Apartment landlords in big international cities like New York and Los Angeles, where nightlife has gone dark and office workers are staying home, are losing tenants to their suburban counterparts.

Landlord revenue from rent collection in urban centers fell 1.4% in June compared with a year earlier, according to data from RealPage Inc. In the suburbs revenue jumped 2.2%. That gap is the widest its ever been in data going back to the mid-2000s, RealPage said.

Many urbanites are becoming suburbanites, at least temporarily, moving to larger homes outside the city as long as they can work remotely. At the same time, foreigners who normally keep Manhattan, Miami and San Francisco rental brokers busy have gone silent. The shift comes as much of the appeal of living in dense cities is temporarily on ice, with nightlife shuttered and new anxiety about crowded spaces.

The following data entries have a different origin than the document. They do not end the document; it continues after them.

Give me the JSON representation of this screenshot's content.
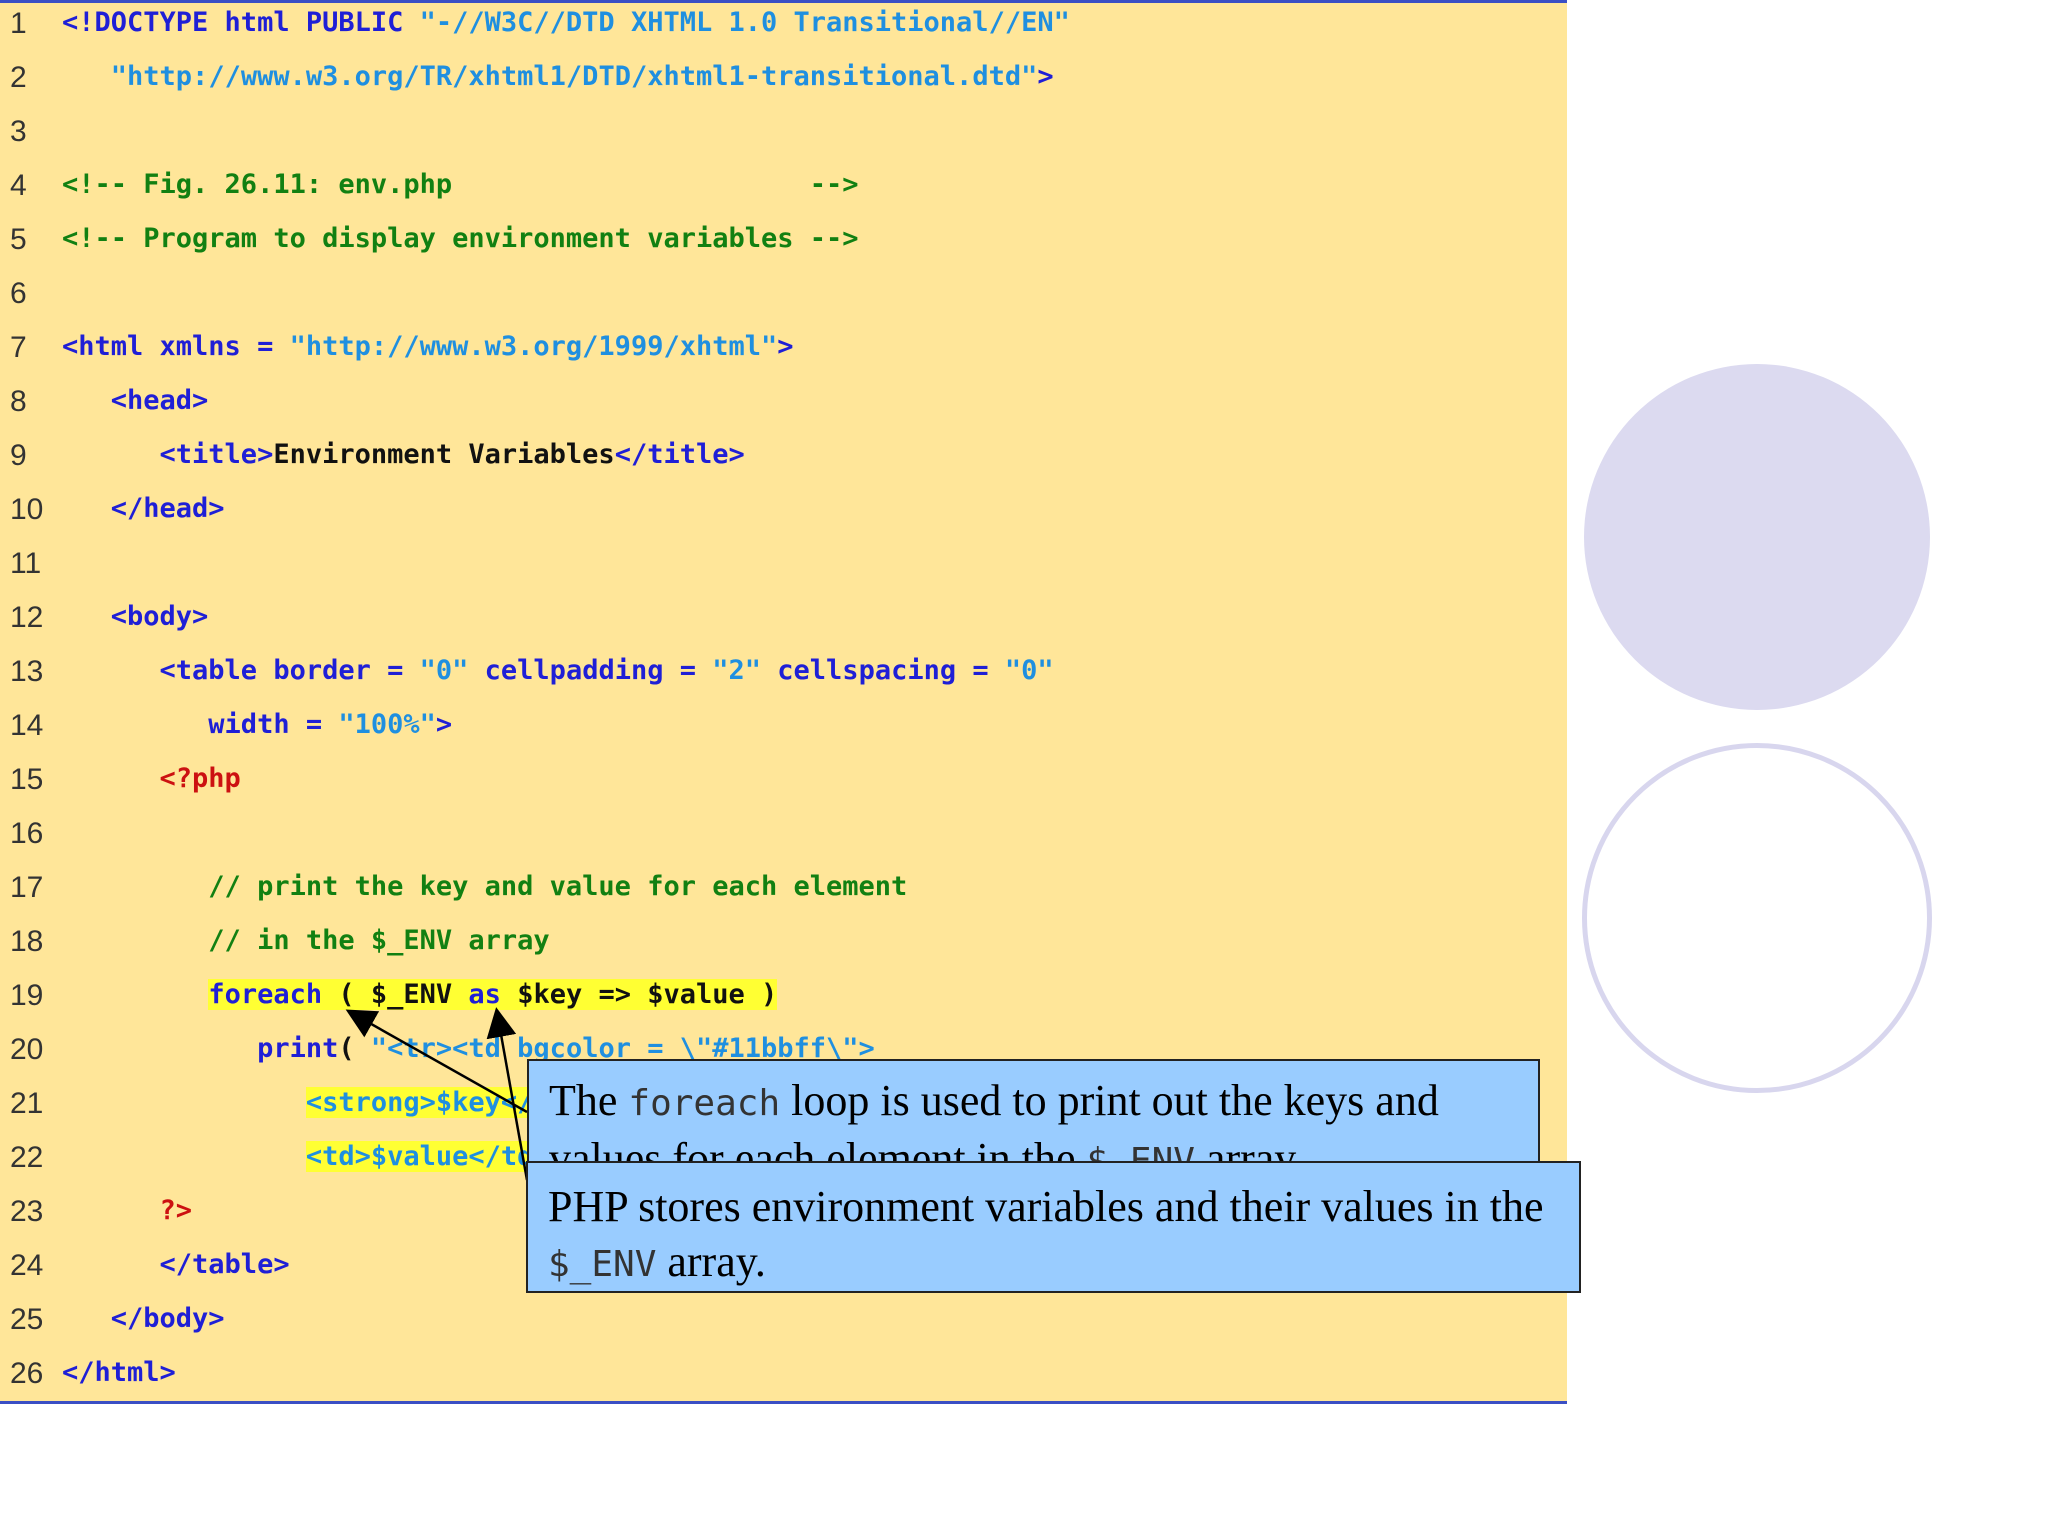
{
  "code_lines": [
    {
      "num": "1",
      "parts": [
        {
          "t": "<!DOCTYPE html PUBLIC ",
          "c": "tag"
        },
        {
          "t": "\"-//W3C//DTD XHTML 1.0 Transitional//EN\"",
          "c": "str"
        }
      ]
    },
    {
      "num": "2",
      "parts": [
        {
          "t": "   ",
          "c": "txt"
        },
        {
          "t": "\"http://www.w3.org/TR/xhtml1/DTD/xhtml1-transitional.dtd\"",
          "c": "str"
        },
        {
          "t": ">",
          "c": "tag"
        }
      ]
    },
    {
      "num": "3",
      "parts": []
    },
    {
      "num": "4",
      "parts": [
        {
          "t": "<!-- Fig. 26.11: env.php                      -->",
          "c": "cmt"
        }
      ]
    },
    {
      "num": "5",
      "parts": [
        {
          "t": "<!-- Program to display environment variables -->",
          "c": "cmt"
        }
      ]
    },
    {
      "num": "6",
      "parts": []
    },
    {
      "num": "7",
      "parts": [
        {
          "t": "<html xmlns = ",
          "c": "tag"
        },
        {
          "t": "\"http://www.w3.org/1999/xhtml\"",
          "c": "str"
        },
        {
          "t": ">",
          "c": "tag"
        }
      ]
    },
    {
      "num": "8",
      "parts": [
        {
          "t": "   <head>",
          "c": "tag"
        }
      ]
    },
    {
      "num": "9",
      "parts": [
        {
          "t": "      <title>",
          "c": "tag"
        },
        {
          "t": "Environment Variables",
          "c": "txt"
        },
        {
          "t": "</title>",
          "c": "tag"
        }
      ]
    },
    {
      "num": "10",
      "parts": [
        {
          "t": "   </head>",
          "c": "tag"
        }
      ]
    },
    {
      "num": "11",
      "parts": []
    },
    {
      "num": "12",
      "parts": [
        {
          "t": "   <body>",
          "c": "tag"
        }
      ]
    },
    {
      "num": "13",
      "parts": [
        {
          "t": "      <table border = ",
          "c": "tag"
        },
        {
          "t": "\"0\"",
          "c": "str"
        },
        {
          "t": " cellpadding = ",
          "c": "tag"
        },
        {
          "t": "\"2\"",
          "c": "str"
        },
        {
          "t": " cellspacing = ",
          "c": "tag"
        },
        {
          "t": "\"0\"",
          "c": "str"
        }
      ]
    },
    {
      "num": "14",
      "parts": [
        {
          "t": "         width = ",
          "c": "tag"
        },
        {
          "t": "\"100%\"",
          "c": "str"
        },
        {
          "t": ">",
          "c": "tag"
        }
      ]
    },
    {
      "num": "15",
      "parts": [
        {
          "t": "      <?php",
          "c": "php"
        }
      ]
    },
    {
      "num": "16",
      "parts": []
    },
    {
      "num": "17",
      "parts": [
        {
          "t": "         // print the key and value for each element",
          "c": "cmt"
        }
      ]
    },
    {
      "num": "18",
      "parts": [
        {
          "t": "         // in the $_ENV array",
          "c": "cmt"
        }
      ]
    },
    {
      "num": "19",
      "parts": [
        {
          "t": "         ",
          "c": "txt"
        },
        {
          "t": "foreach",
          "c": "kw hl"
        },
        {
          "t": " ( $_ENV ",
          "c": "var hl"
        },
        {
          "t": "as",
          "c": "kw hl"
        },
        {
          "t": " $key => $value )",
          "c": "var hl"
        }
      ]
    },
    {
      "num": "20",
      "parts": [
        {
          "t": "            ",
          "c": "txt"
        },
        {
          "t": "print",
          "c": "kw"
        },
        {
          "t": "( ",
          "c": "var"
        },
        {
          "t": "\"<tr><td bgcolor = \\\"#11bbff\\\">",
          "c": "str"
        }
      ]
    },
    {
      "num": "21",
      "parts": [
        {
          "t": "               ",
          "c": "txt"
        },
        {
          "t": "<strong>$key</strong></td>",
          "c": "hl2"
        }
      ]
    },
    {
      "num": "22",
      "parts": [
        {
          "t": "               ",
          "c": "txt"
        },
        {
          "t": "<td>$value</td></tr>\" );",
          "c": "hl2"
        }
      ]
    },
    {
      "num": "23",
      "parts": [
        {
          "t": "      ?>",
          "c": "php"
        }
      ]
    },
    {
      "num": "24",
      "parts": [
        {
          "t": "      </table>",
          "c": "tag"
        }
      ]
    },
    {
      "num": "25",
      "parts": [
        {
          "t": "   </body>",
          "c": "tag"
        }
      ]
    },
    {
      "num": "26",
      "parts": [
        {
          "t": "</html>",
          "c": "tag"
        }
      ]
    }
  ],
  "callout_1": {
    "pre": "The ",
    "code": "foreach",
    "post": " loop is used to print out the keys and values for each element in the ",
    "code2": "$_ENV",
    "post2": " array."
  },
  "callout_2": {
    "pre": "PHP stores environment variables and their values in the ",
    "code": "$_ENV",
    "post": " array."
  },
  "colors": {
    "panel_bg": "#ffe699",
    "callout_bg": "#99ccff",
    "highlight": "#ffff33"
  }
}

“If restaurants, bars and cultural experiences are not open and operating, the lifestyle appeal isn’t there any more,” said Greg Willett, chief economist at RealPage. “One of the reasons you pay expensive rents in these markets is the living experience.”

While New York is slowly reopening, with zoos and botanical gardens returning Monday, restaurants remain closed for indoor dining. California is reversing course after a surge in cases, closing bars and indoor operations at restaurants, movie theaters and other businesses.

Once people are comfortable standing shoulder-to-shoulder at a pub, cities will be hot again, according to Willett. But with the virus now spreading across the U.S., that might take a couple of years, he said.

Metropolitan areas with the biggest annual rent declines in June, based on newly signed leases, were San Jose with a 14% drop, San Francisco falling 12%, and Los Angeles, down 9.5%, according to RealPage. Boston declined almost 6% and the New York area slipped 2.5%.

This article was provided by Bloomberg News.